New Research Findings On Graphene

Two-dimensional materials promise revolutionary advancements in electronics and photonics, but many of the most promising candidates degrade within seconds of exposure to air, making them virtually unsuitable for research or integration into practical technologies. Transition metal dihalides are a highly attractive yet challenging class of materials; their predicted properties are well-suited for next-generation devices, but their extremely high reactivity in air even hinders characterization of their fundamental structure.

Researchers at the National Graphene Institute at the University of Manchester have now achieved, for the first time, atomic-resolution imaging of monolayer transition metal diiodides by creating graphene-sealed TEM samples that prevent these highly reactive materials from degrading upon contact with air.

This research, published in ACS Nano, demonstrates that completely encapsulating crystals within graphene maintains atomically clean interfaces and extends their lifespan from seconds to months.

This capability stems from an improvement on the inorganic stamp transfer method previously developed and reported by the team in *Nature Electronics*, which lays the foundation for producing stable, sealed samples.

“Initially, handling these materials was nearly impossible because they would be completely destroyed within seconds of exposure to air, making traditional preparation methods simply unusable,” explained Dr. Wendong Wang, who was involved in developing the transfer technology and preparing the relevant samples. “Our method protects the samples without any unnecessary transfer steps.
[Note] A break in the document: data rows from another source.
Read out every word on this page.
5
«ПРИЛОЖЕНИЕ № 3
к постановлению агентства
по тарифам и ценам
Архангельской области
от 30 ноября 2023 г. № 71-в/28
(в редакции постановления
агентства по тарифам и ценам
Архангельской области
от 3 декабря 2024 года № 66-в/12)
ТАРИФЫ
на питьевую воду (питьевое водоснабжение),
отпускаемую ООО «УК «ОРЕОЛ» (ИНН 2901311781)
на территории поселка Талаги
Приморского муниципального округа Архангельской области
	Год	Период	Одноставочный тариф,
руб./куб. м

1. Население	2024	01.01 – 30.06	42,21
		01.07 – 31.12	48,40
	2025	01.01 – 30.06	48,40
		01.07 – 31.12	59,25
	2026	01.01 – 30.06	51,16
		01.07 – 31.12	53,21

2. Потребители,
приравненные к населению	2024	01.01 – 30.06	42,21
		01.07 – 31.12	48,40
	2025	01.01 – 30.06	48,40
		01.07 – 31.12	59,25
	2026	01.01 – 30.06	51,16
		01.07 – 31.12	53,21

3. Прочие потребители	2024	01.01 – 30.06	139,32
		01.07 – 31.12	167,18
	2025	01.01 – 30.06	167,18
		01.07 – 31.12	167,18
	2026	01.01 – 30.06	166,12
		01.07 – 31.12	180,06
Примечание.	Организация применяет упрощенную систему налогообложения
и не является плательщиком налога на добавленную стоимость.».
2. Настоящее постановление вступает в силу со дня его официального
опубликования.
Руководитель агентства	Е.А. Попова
It enables the preparation of samples that can be preserved not only for hours but also for months, and can be internationally transferred between different institutions, solving a major bottleneck in the field of two-dimensional materials research.”

“Once we were able to prepare stable samples, we were able to make some interesting observations about these materials, including identifying extensive local structural variations, atomic defect dynamics, and edge structure evolution in the thinnest samples,” said Dr. Gareth Teton, who led the transmission electron microscopy imaging and analysis for this work.
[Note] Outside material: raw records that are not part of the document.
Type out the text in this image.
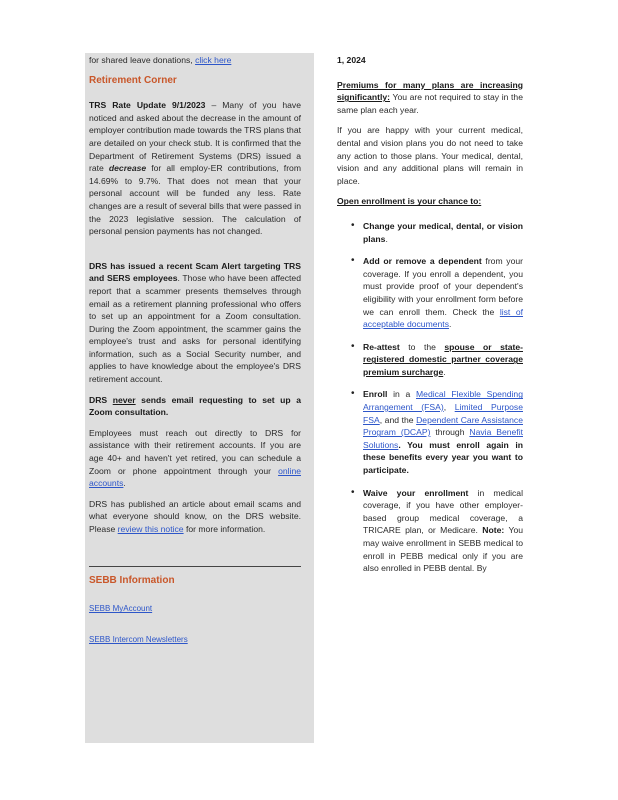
for shared leave donations, click here

Retirement Corner

TRS Rate Update 9/1/2023 – Many of you have noticed and asked about the decrease in the amount of employer contribution made towards the TRS plans that are detailed on your check stub. It is confirmed that the Department of Retirement Systems (DRS) issued a rate decrease for all employ-ER contributions, from 14.69% to 9.7%. That does not mean that your personal account will be funded any less. Rate changes are a result of several bills that were passed in the 2023 legislative session. The calculation of personal pension payments has not changed.

DRS has issued a recent Scam Alert targeting TRS and SERS employees. Those who have been affected report that a scammer presents themselves through email as a retirement planning professional who offers to set up an appointment for a Zoom consultation. During the Zoom appointment, the scammer gains the employee's trust and asks for personal identifying information, such as a Social Security number, and applies to have knowledge about the employee's DRS retirement account.

DRS never sends email requesting to set up a Zoom consultation.

Employees must reach out directly to DRS for assistance with their retirement accounts. If you are age 40+ and haven't yet retired, you can schedule a Zoom or phone appointment through your online accounts.

DRS has published an article about email scams and what everyone should know, on the DRS website. Please review this notice for more information.

SEBB Information
SEBB MyAccount
SEBB Intercom Newsletters

1, 2024

Premiums for many plans are increasing significantly: You are not required to stay in the same plan each year.

If you are happy with your current medical, dental and vision plans you do not need to take any action to those plans. Your medical, dental, vision and any additional plans will remain in place.

Open enrollment is your chance to:

• Change your medical, dental, or vision plans.
• Add or remove a dependent from your coverage. If you enroll a dependent, you must provide proof of your dependent's eligibility with your enrollment form before we can enroll them. Check the list of acceptable documents.
• Re-attest to the spouse or state-registered domestic partner coverage premium surcharge.
• Enroll in a Medical Flexible Spending Arrangement (FSA), Limited Purpose FSA, and the Dependent Care Assistance Program (DCAP) through Navia Benefit Solutions. You must enroll again in these benefits every year you want to participate.
• Waive your enrollment in medical coverage, if you have other employer-based group medical coverage, a TRICARE plan, or Medicare. Note: You may waive enrollment in SEBB medical to enroll in PEBB medical only if you are also enrolled in PEBB dental. By
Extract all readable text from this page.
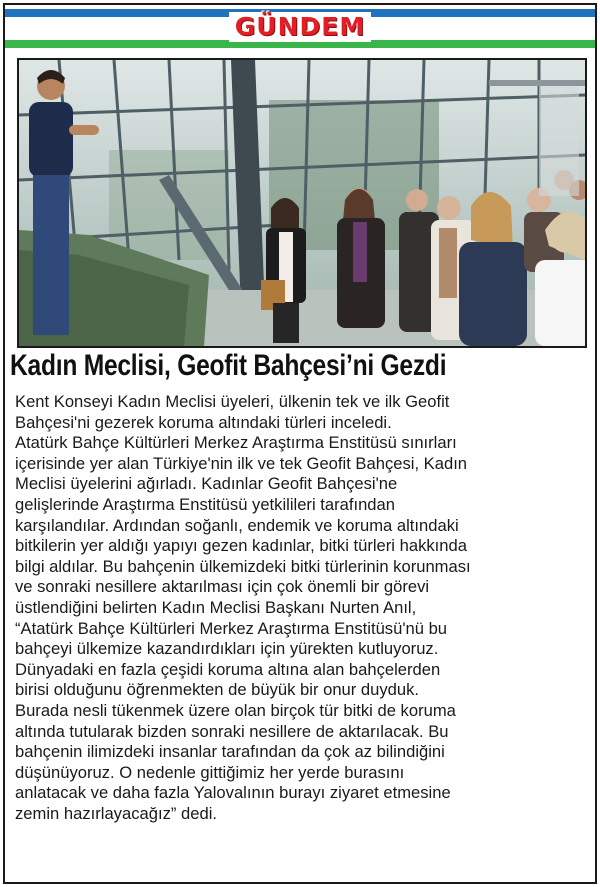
GÜNDEM
Kadın Meclisi, Geofit Bahçesi’ni Gezdi
Kent Konseyi Kadın Meclisi üyeleri, ülkenin tek ve ilk Geofit
Bahçesi'ni gezerek koruma altındaki türleri inceledi.
Atatürk Bahçe Kültürleri Merkez Araştırma Enstitüsü sınırları
içerisinde yer alan Türkiye'nin ilk ve tek Geofit Bahçesi, Kadın
Meclisi üyelerini ağırladı. Kadınlar Geofit Bahçesi'ne
gelişlerinde Araştırma Enstitüsü yetkilileri tarafından
karşılandılar. Ardından soğanlı, endemik ve koruma altındaki
bitkilerin yer aldığı yapıyı gezen kadınlar, bitki türleri hakkında
bilgi aldılar. Bu bahçenin ülkemizdeki bitki türlerinin korunması
ve sonraki nesillere aktarılması için çok önemli bir görevi
üstlendiğini belirten Kadın Meclisi Başkanı Nurten Anıl,
“Atatürk Bahçe Kültürleri Merkez Araştırma Enstitüsü'nü bu
bahçeyi ülkemize kazandırdıkları için yürekten kutluyoruz.
Dünyadaki en fazla çeşidi koruma altına alan bahçelerden
birisi olduğunu öğrenmekten de büyük bir onur duyduk.
Burada nesli tükenmek üzere olan birçok tür bitki de koruma
altında tutularak bizden sonraki nesillere de aktarılacak. Bu
bahçenin ilimizdeki insanlar tarafından da çok az bilindiğini
düşünüyoruz. O nedenle gittiğimiz her yerde burasını
anlatacak ve daha fazla Yalovalının burayı ziyaret etmesine
zemin hazırlayacağız” dedi.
Picture by University of Manchester

“The structure of two-dimensional materials is closely related to their properties. Therefore, being able to directly observe the structures of different crystals (from monolayers to bulk thicknesses) and their defect behavior is expected to provide information for further research on these materials, thereby unlocking their potential in the technological field.”

“What excites me most is that this research opens up previously inaccessible scientific areas. We theoretically know that many active two-dimensional materials have outstanding performance in electronics, optoelectronics, and quantum applications, but we have been unable to obtain stable samples in the laboratory to verify these predictions,” commented Professor Roman Gorbachev of the National Graphene Institute, who led the research.